Buyers Say CTV’s Transparency Problem Remains A Roadblock To Investment
A consistent critique of connected TV (CTV) over the years has been a lack of transparency for people buying CTV inventory. A problem that has gotten even murkier as TV bundles have become the hot trend, making it even more difficult for buyers to discern if they just bought ad space on a company’s ‘main’ streaming platform in time for a prestige TV release, or if it got shunted to their FAST (free ad-supported TV) subsidiary. Veterans of podcasting will recall when buyers’ biggest criticism of podcasting was a lack of ad transparency, something podcasting’s adtech has largely solved for since the industry’s infancy.
Marketers are rewriting the brand safety playbook for content creators in 2025 by Alexander Lee
A look at Any Means Possible, a creator collective known for star streamers that occasionally dabble in edgy/controversial content, and how brand safety concerns seem to not concern the brands that work with them. One big motivator for not sweating brand-unsafe content is a growing acknowledgement of how creator sponsorships work. As audiences become more media-savvy, they also become more aware of how ephemeral content creator sponsorships can be. A connection that’s stronger than ever in podcasting, as reports like The Medium Moves the Message and The True Crime Listener Landscape show podcast audiences understand brand deals make their favorite podcasts possible, and tend to reward brands that fund the content they like.
Alex Cooper’s ‘Call Her Daddy’ Video Episodes Move to YouTube From Spotify by Caitlin Huston
Alex Cooper’s SiriusXM era continues with the move of Unwell Network video podcasts leaving Spotify for YouTube exclusivity. Alan Abdine, Head of Ad Revenue at YMH Studios, notes the complexities of this decision, as exclusivity can be a double-edged sword for content. YouTube is a massive platform, but Alex Cooper was one of the vanguards of Spotify training audiences to watch video content in the Spotify app, so a good portion of her audience doesn’t intuitively know to find her podcasts in a different ecosystem. Abdine proposes the potential signal loss of not following a multi-platform strategy might suggest there’s a partnership with YouTube to give Unwell Network favorable economics in exchange for platform exclusivity.
FAST channels continue catching on—and fast by Jasmine Sheena
The appeal of FAST is reaching legacy organizations in broadcasting, including previously ad-free ones. At CES earlier this month, chief digital and marketing officer at PBS Ira Rubenstein shared the public broadcaster is building a streaming presence in part through a FAST channel on Amazon Prime Video. One big appeal of FAST is the growing trend of ‘shoppable’ ad content. Creatives containing clickable UI allowing smart TVs to buy products, or push viewers to a mobile ordering portal.
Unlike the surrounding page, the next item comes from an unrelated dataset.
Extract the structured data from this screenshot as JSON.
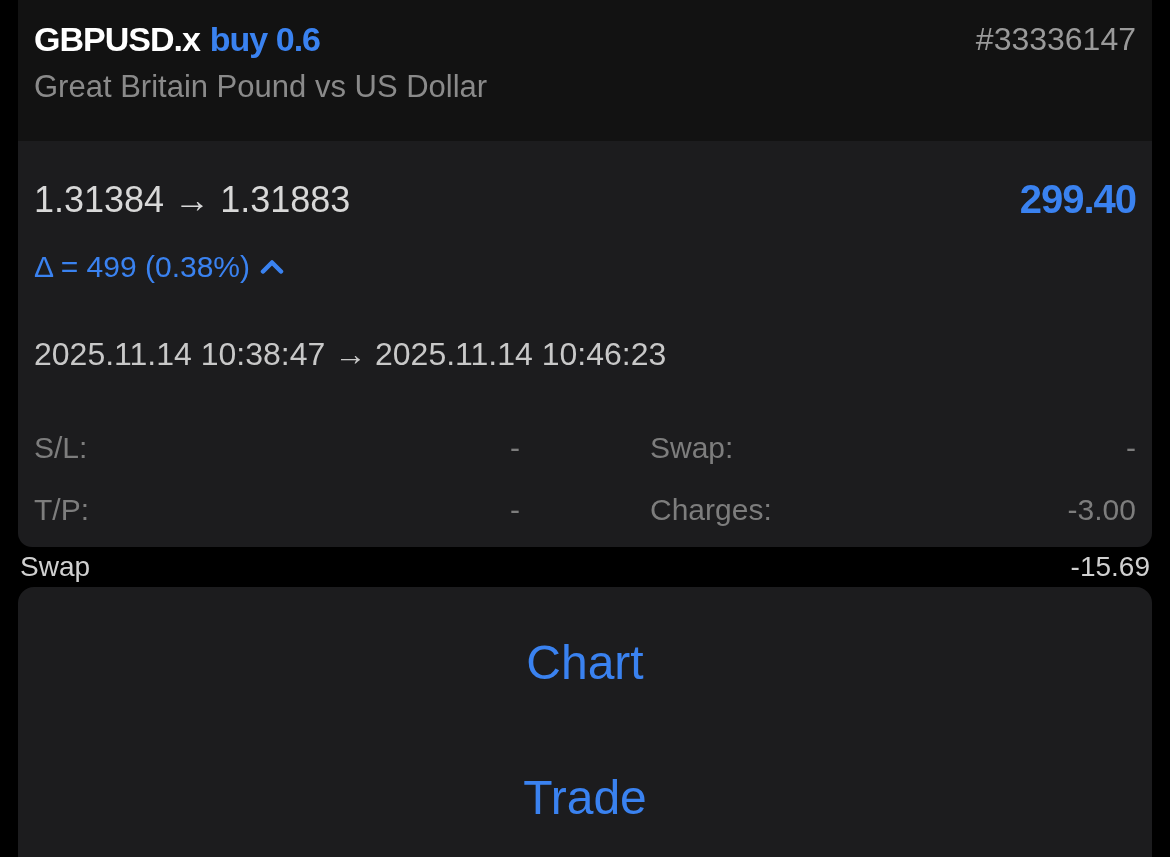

As for the rest of the news…
- Triton Digital has released their 2024 U.S. Podcast Report, with the leading genres of the year being, in order, News, True Crime, and Comedy.
- Peter Field of Westwood One dug into the IPA Effectiveness Databank in a new study examining marketing effectiveness.
- No Such Thing as a Fish has renewed its partnership with Audioboom for a multi-year distribution and monetization deal
- Brooke Minters has been recruited to lead the NYT Podcasts’ new Podcast Video team.
- The World’s First Podcast from the sister team behind the Netflix series Nobody Wants This, has joined Dear Media’s network.
- YouTube’s Senior Director of Growth and Discovery shares some details about how YouTube’s recommendation algorithm works.